Variational quantum simulation of U(1) lattice gauge theories with qudit systems

TL;DR

This paper presents a variational quantum simulation method for U(1) lattice gauge theories using qudit systems, enabling efficient study of higher-dimensional gauge theories on quantum devices.

Contribution

It introduces a mapping of D-dimensional U(1) gauge theories onto qudit systems and proposes a variational simulation scheme suitable for universal qudit quantum computers.

Findings

Simulation of ground states via imaginary-time evolution

Real-time evolution for non-equilibrium physics demonstrated

Resource-efficient approach for higher-dimensional lattice gauge theories

Abstract

Lattice gauge theories are fundamental to various fields, including particle physics, condensed matter, and quantum information theory. Recent progress in the control of quantum systems allows for studying Abelian lattice gauge theories in table-top experiments. However, several challenges remain, such as implementing dynamical fermions in higher spatial dimensions and magnetic field terms.

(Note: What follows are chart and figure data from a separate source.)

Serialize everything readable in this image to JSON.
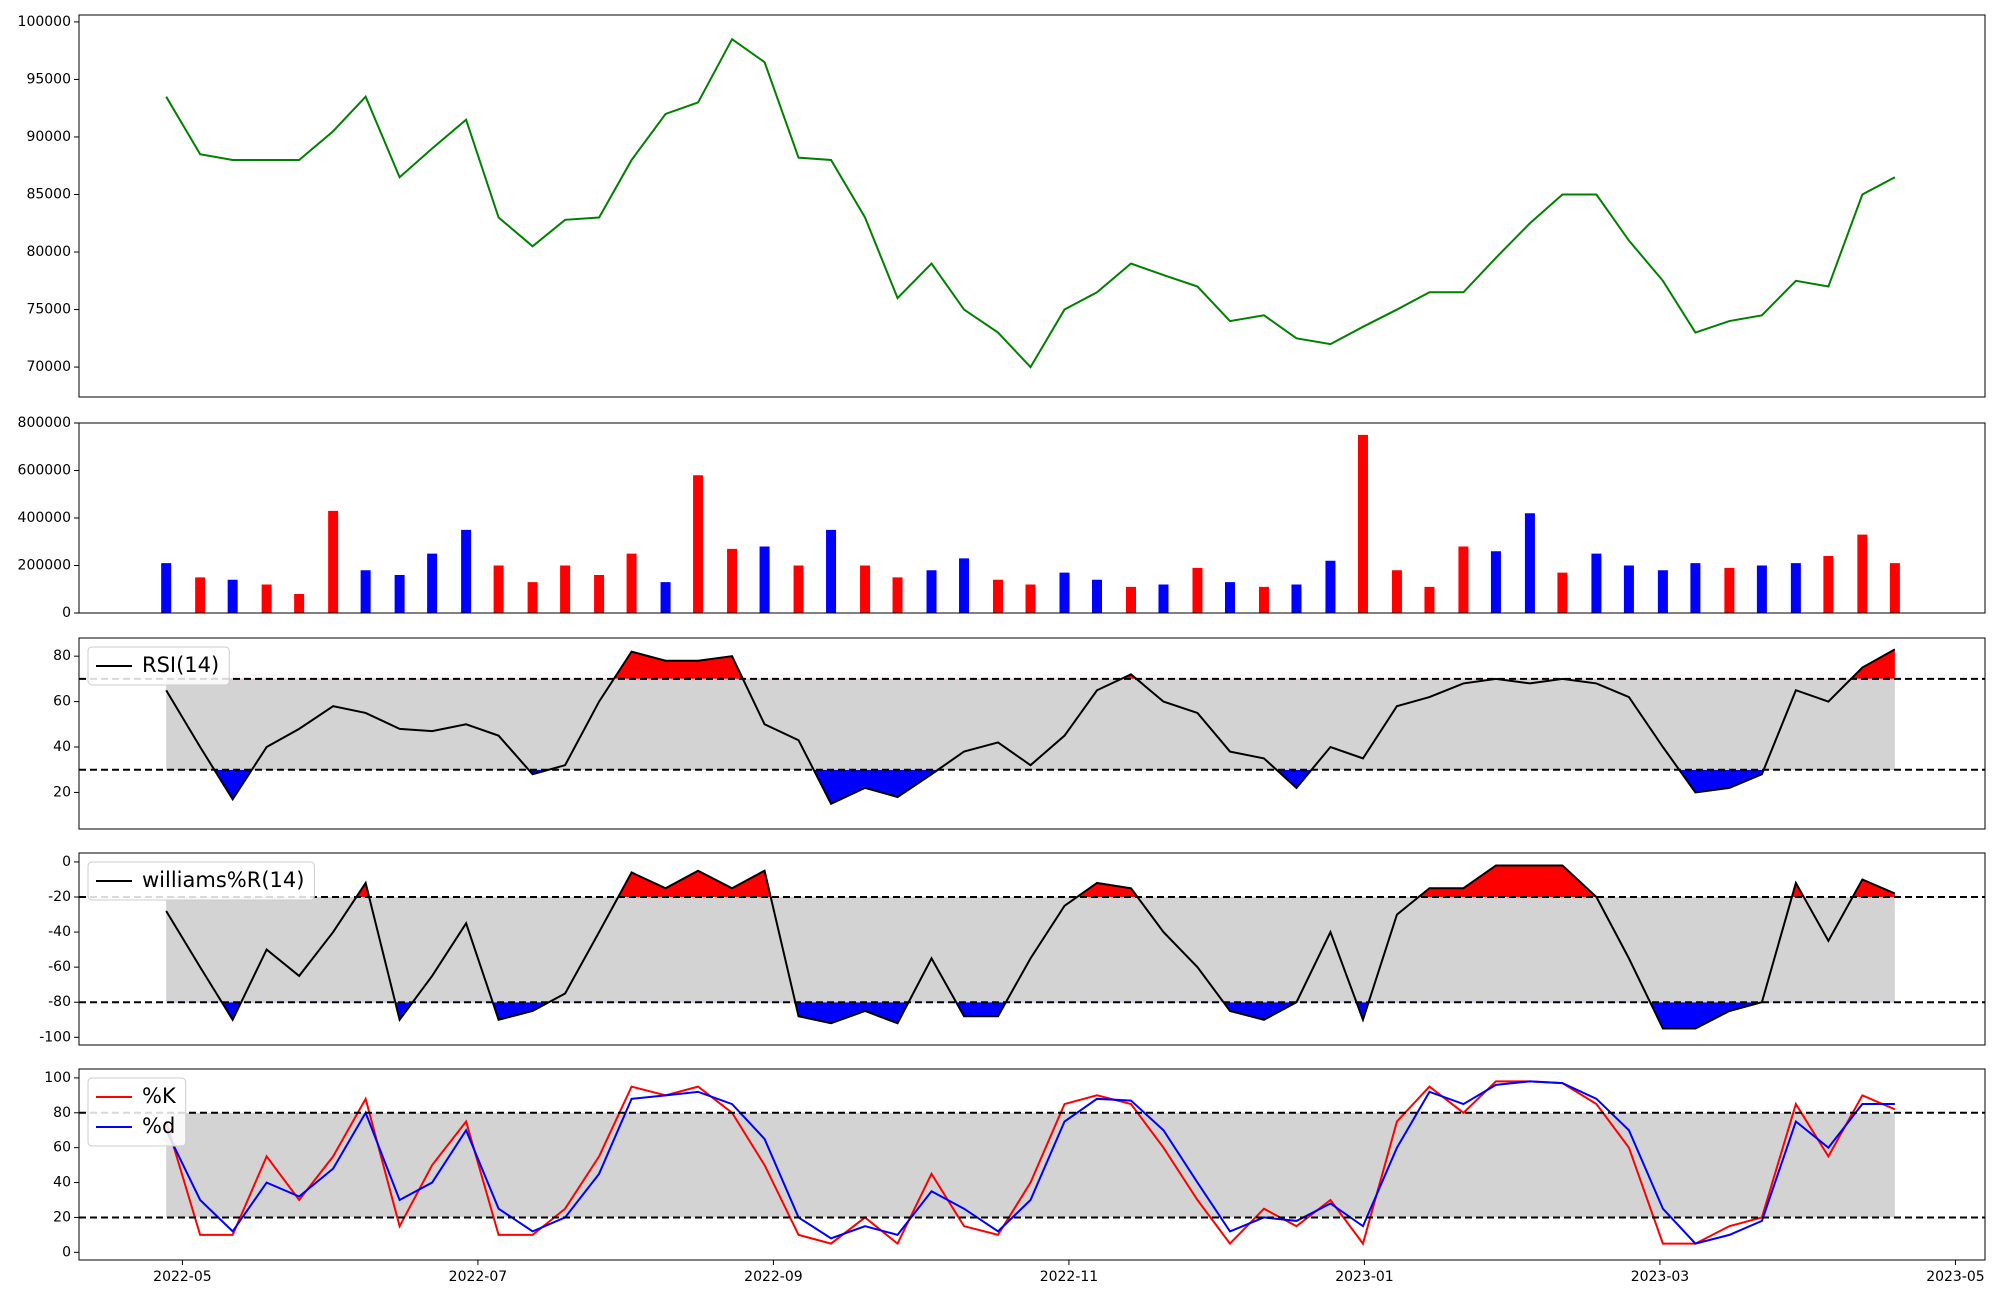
{
  "chart_data": [
    {
      "type": "line",
      "xlim": [
        -0.7,
        12.2
      ],
      "ylim": [
        67400,
        100600
      ],
      "yticks": [
        70000,
        75000,
        80000,
        85000,
        90000,
        95000,
        100000
      ],
      "x": [
        -0.11,
        0.12,
        0.34,
        0.57,
        0.79,
        1.02,
        1.24,
        1.47,
        1.69,
        1.92,
        2.14,
        2.37,
        2.59,
        2.82,
        3.04,
        3.27,
        3.49,
        3.72,
        3.94,
        4.17,
        4.39,
        4.62,
        4.84,
        5.07,
        5.29,
        5.52,
        5.74,
        5.97,
        6.19,
        6.42,
        6.64,
        6.87,
        7.09,
        7.32,
        7.54,
        7.77,
        7.99,
        8.22,
        8.44,
        8.67,
        8.89,
        9.12,
        9.34,
        9.57,
        9.79,
        10.02,
        10.24,
        10.47,
        10.69,
        10.92,
        11.14,
        11.37,
        11.59
      ],
      "series": [
        {
          "color": "#008000",
          "values": [
            93500,
            88500,
            88000,
            88000,
            88000,
            90500,
            93500,
            86500,
            89000,
            91500,
            83000,
            80500,
            82800,
            83000,
            88000,
            92000,
            93000,
            98500,
            96500,
            88200,
            88000,
            83000,
            76000,
            79000,
            75000,
            73000,
            70000,
            75000,
            76500,
            79000,
            78000,
            77000,
            74000,
            74500,
            72500,
            72000,
            73500,
            75000,
            76500,
            76500,
            79500,
            82500,
            85000,
            85000,
            81000,
            77500,
            73000,
            74000,
            74500,
            77500,
            77000,
            85000,
            86500
          ]
        }
      ]
    },
    {
      "type": "bar",
      "xlim": [
        -0.7,
        12.2
      ],
      "ylim": [
        0,
        800000
      ],
      "yticks": [
        0,
        200000,
        400000,
        600000,
        800000
      ],
      "x": [
        -0.11,
        0.12,
        0.34,
        0.57,
        0.79,
        1.02,
        1.24,
        1.47,
        1.69,
        1.92,
        2.14,
        2.37,
        2.59,
        2.82,
        3.04,
        3.27,
        3.49,
        3.72,
        3.94,
        4.17,
        4.39,
        4.62,
        4.84,
        5.07,
        5.29,
        5.52,
        5.74,
        5.97,
        6.19,
        6.42,
        6.64,
        6.87,
        7.09,
        7.32,
        7.54,
        7.77,
        7.99,
        8.22,
        8.44,
        8.67,
        8.89,
        9.12,
        9.34,
        9.57,
        9.79,
        10.02,
        10.24,
        10.47,
        10.69,
        10.92,
        11.14,
        11.37,
        11.59
      ],
      "series": [
        {
          "values": [
            210000,
            150000,
            140000,
            120000,
            80000,
            430000,
            180000,
            160000,
            250000,
            350000,
            200000,
            130000,
            200000,
            160000,
            250000,
            130000,
            580000,
            270000,
            280000,
            200000,
            350000,
            200000,
            150000,
            180000,
            230000,
            140000,
            120000,
            170000,
            140000,
            110000,
            120000,
            190000,
            130000,
            110000,
            120000,
            220000,
            750000,
            180000,
            110000,
            280000,
            260000,
            420000,
            170000,
            250000,
            200000,
            180000,
            210000,
            190000,
            200000,
            210000,
            240000,
            330000,
            210000
          ],
          "colors": [
            "#0000ff",
            "#ff0000",
            "#0000ff",
            "#ff0000",
            "#ff0000",
            "#ff0000",
            "#0000ff",
            "#0000ff",
            "#0000ff",
            "#0000ff",
            "#ff0000",
            "#ff0000",
            "#ff0000",
            "#ff0000",
            "#ff0000",
            "#0000ff",
            "#ff0000",
            "#ff0000",
            "#0000ff",
            "#ff0000",
            "#0000ff",
            "#ff0000",
            "#ff0000",
            "#0000ff",
            "#0000ff",
            "#ff0000",
            "#ff0000",
            "#0000ff",
            "#0000ff",
            "#ff0000",
            "#0000ff",
            "#ff0000",
            "#0000ff",
            "#ff0000",
            "#0000ff",
            "#0000ff",
            "#ff0000",
            "#ff0000",
            "#ff0000",
            "#ff0000",
            "#0000ff",
            "#0000ff",
            "#ff0000",
            "#0000ff",
            "#0000ff",
            "#0000ff",
            "#0000ff",
            "#ff0000",
            "#0000ff",
            "#0000ff",
            "#ff0000",
            "#ff0000",
            "#ff0000"
          ]
        }
      ]
    },
    {
      "type": "line",
      "xlim": [
        -0.7,
        12.2
      ],
      "ylim": [
        3.9,
        88
      ],
      "yticks": [
        20,
        40,
        60,
        80
      ],
      "levels": [
        30,
        70
      ],
      "band_color": "#d3d3d3",
      "fill_colors": [
        "#0000ff",
        "#ff0000"
      ],
      "legend": "upper left",
      "x": [
        -0.11,
        0.12,
        0.34,
        0.57,
        0.79,
        1.02,
        1.24,
        1.47,
        1.69,
        1.92,
        2.14,
        2.37,
        2.59,
        2.82,
        3.04,
        3.27,
        3.49,
        3.72,
        3.94,
        4.17,
        4.39,
        4.62,
        4.84,
        5.07,
        5.29,
        5.52,
        5.74,
        5.97,
        6.19,
        6.42,
        6.64,
        6.87,
        7.09,
        7.32,
        7.54,
        7.77,
        7.99,
        8.22,
        8.44,
        8.67,
        8.89,
        9.12,
        9.34,
        9.57,
        9.79,
        10.02,
        10.24,
        10.47,
        10.69,
        10.92,
        11.14,
        11.37,
        11.59
      ],
      "series": [
        {
          "name": "RSI(14)",
          "color": "#000000",
          "values": [
            65,
            40,
            17,
            40,
            48,
            58,
            55,
            48,
            47,
            50,
            45,
            28,
            32,
            60,
            82,
            78,
            78,
            80,
            50,
            43,
            15,
            22,
            18,
            28,
            38,
            42,
            32,
            45,
            65,
            72,
            60,
            55,
            38,
            35,
            22,
            40,
            35,
            58,
            62,
            68,
            70,
            68,
            70,
            68,
            62,
            40,
            20,
            22,
            28,
            65,
            60,
            75,
            83
          ]
        }
      ]
    },
    {
      "type": "line",
      "xlim": [
        -0.7,
        12.2
      ],
      "ylim": [
        -104.4,
        5.1
      ],
      "yticks": [
        -100,
        -80,
        -60,
        -40,
        -20,
        0
      ],
      "levels": [
        -80,
        -20
      ],
      "band_color": "#d3d3d3",
      "fill_colors": [
        "#0000ff",
        "#ff0000"
      ],
      "legend": "upper left",
      "x": [
        -0.11,
        0.12,
        0.34,
        0.57,
        0.79,
        1.02,
        1.24,
        1.47,
        1.69,
        1.92,
        2.14,
        2.37,
        2.59,
        2.82,
        3.04,
        3.27,
        3.49,
        3.72,
        3.94,
        4.17,
        4.39,
        4.62,
        4.84,
        5.07,
        5.29,
        5.52,
        5.74,
        5.97,
        6.19,
        6.42,
        6.64,
        6.87,
        7.09,
        7.32,
        7.54,
        7.77,
        7.99,
        8.22,
        8.44,
        8.67,
        8.89,
        9.12,
        9.34,
        9.57,
        9.79,
        10.02,
        10.24,
        10.47,
        10.69,
        10.92,
        11.14,
        11.37,
        11.59
      ],
      "series": [
        {
          "name": "williams%R(14)",
          "color": "#000000",
          "values": [
            -28,
            -60,
            -90,
            -50,
            -65,
            -40,
            -12,
            -90,
            -65,
            -35,
            -90,
            -85,
            -75,
            -40,
            -6,
            -15,
            -5,
            -15,
            -5,
            -88,
            -92,
            -85,
            -92,
            -55,
            -88,
            -88,
            -55,
            -25,
            -12,
            -15,
            -40,
            -60,
            -85,
            -90,
            -80,
            -40,
            -90,
            -30,
            -15,
            -15,
            -2,
            -2,
            -2,
            -20,
            -55,
            -95,
            -95,
            -85,
            -80,
            -12,
            -45,
            -10,
            -18
          ]
        }
      ]
    },
    {
      "type": "line",
      "xlim": [
        -0.7,
        12.2
      ],
      "ylim": [
        -4.4,
        105.1
      ],
      "yticks": [
        0,
        20,
        40,
        60,
        80,
        100
      ],
      "levels": [
        20,
        80
      ],
      "band_color": "#d3d3d3",
      "legend": "upper left",
      "xticks": [
        {
          "value": 0,
          "label": "2022-05"
        },
        {
          "value": 2,
          "label": "2022-07"
        },
        {
          "value": 4,
          "label": "2022-09"
        },
        {
          "value": 6,
          "label": "2022-11"
        },
        {
          "value": 8,
          "label": "2023-01"
        },
        {
          "value": 10,
          "label": "2023-03"
        },
        {
          "value": 12,
          "label": "2023-05"
        }
      ],
      "x": [
        -0.11,
        0.12,
        0.34,
        0.57,
        0.79,
        1.02,
        1.24,
        1.47,
        1.69,
        1.92,
        2.14,
        2.37,
        2.59,
        2.82,
        3.04,
        3.27,
        3.49,
        3.72,
        3.94,
        4.17,
        4.39,
        4.62,
        4.84,
        5.07,
        5.29,
        5.52,
        5.74,
        5.97,
        6.19,
        6.42,
        6.64,
        6.87,
        7.09,
        7.32,
        7.54,
        7.77,
        7.99,
        8.22,
        8.44,
        8.67,
        8.89,
        9.12,
        9.34,
        9.57,
        9.79,
        10.02,
        10.24,
        10.47,
        10.69,
        10.92,
        11.14,
        11.37,
        11.59
      ],
      "series": [
        {
          "name": "%K",
          "color": "#ff0000",
          "values": [
            75,
            10,
            10,
            55,
            30,
            55,
            88,
            15,
            50,
            75,
            10,
            10,
            25,
            55,
            95,
            90,
            95,
            80,
            50,
            10,
            5,
            20,
            5,
            45,
            15,
            10,
            40,
            85,
            90,
            85,
            60,
            30,
            5,
            25,
            15,
            30,
            5,
            75,
            95,
            80,
            98,
            98,
            97,
            85,
            60,
            5,
            5,
            15,
            20,
            85,
            55,
            90,
            82
          ]
        },
        {
          "name": "%d",
          "color": "#0000ff",
          "values": [
            70,
            30,
            12,
            40,
            32,
            48,
            80,
            30,
            40,
            70,
            25,
            12,
            20,
            45,
            88,
            90,
            92,
            85,
            65,
            20,
            8,
            15,
            10,
            35,
            25,
            12,
            30,
            75,
            88,
            87,
            70,
            40,
            12,
            20,
            18,
            28,
            15,
            60,
            92,
            85,
            96,
            98,
            97,
            88,
            70,
            25,
            5,
            10,
            18,
            75,
            60,
            85,
            85
          ]
        }
      ]
    }
  ]
}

Here, we map D-dimensional U(1) Abelian lattice gauge theories onto qudit systems with local interactions for arbitrary D. We propose a variational quantum simulation scheme for the qudit system with a local Hamiltonian, that can be implemented on a universal qudit quantum device as the one developed in [Nat. Phys. 18, 1053-1057 (2022)]. We describe how to implement the variational imaginary-time evolution protocol for ground state preparation as well as the variational real-time evolution protocol to simulate non-equilibrium physics on universal qudit quantum computers, supplemented with numerical simulations. Our proposal can serve as a way of simulating lattice gauge theories, particularly in higher spatial dimensions, with minimal resources, regarding both system sizes and gate count.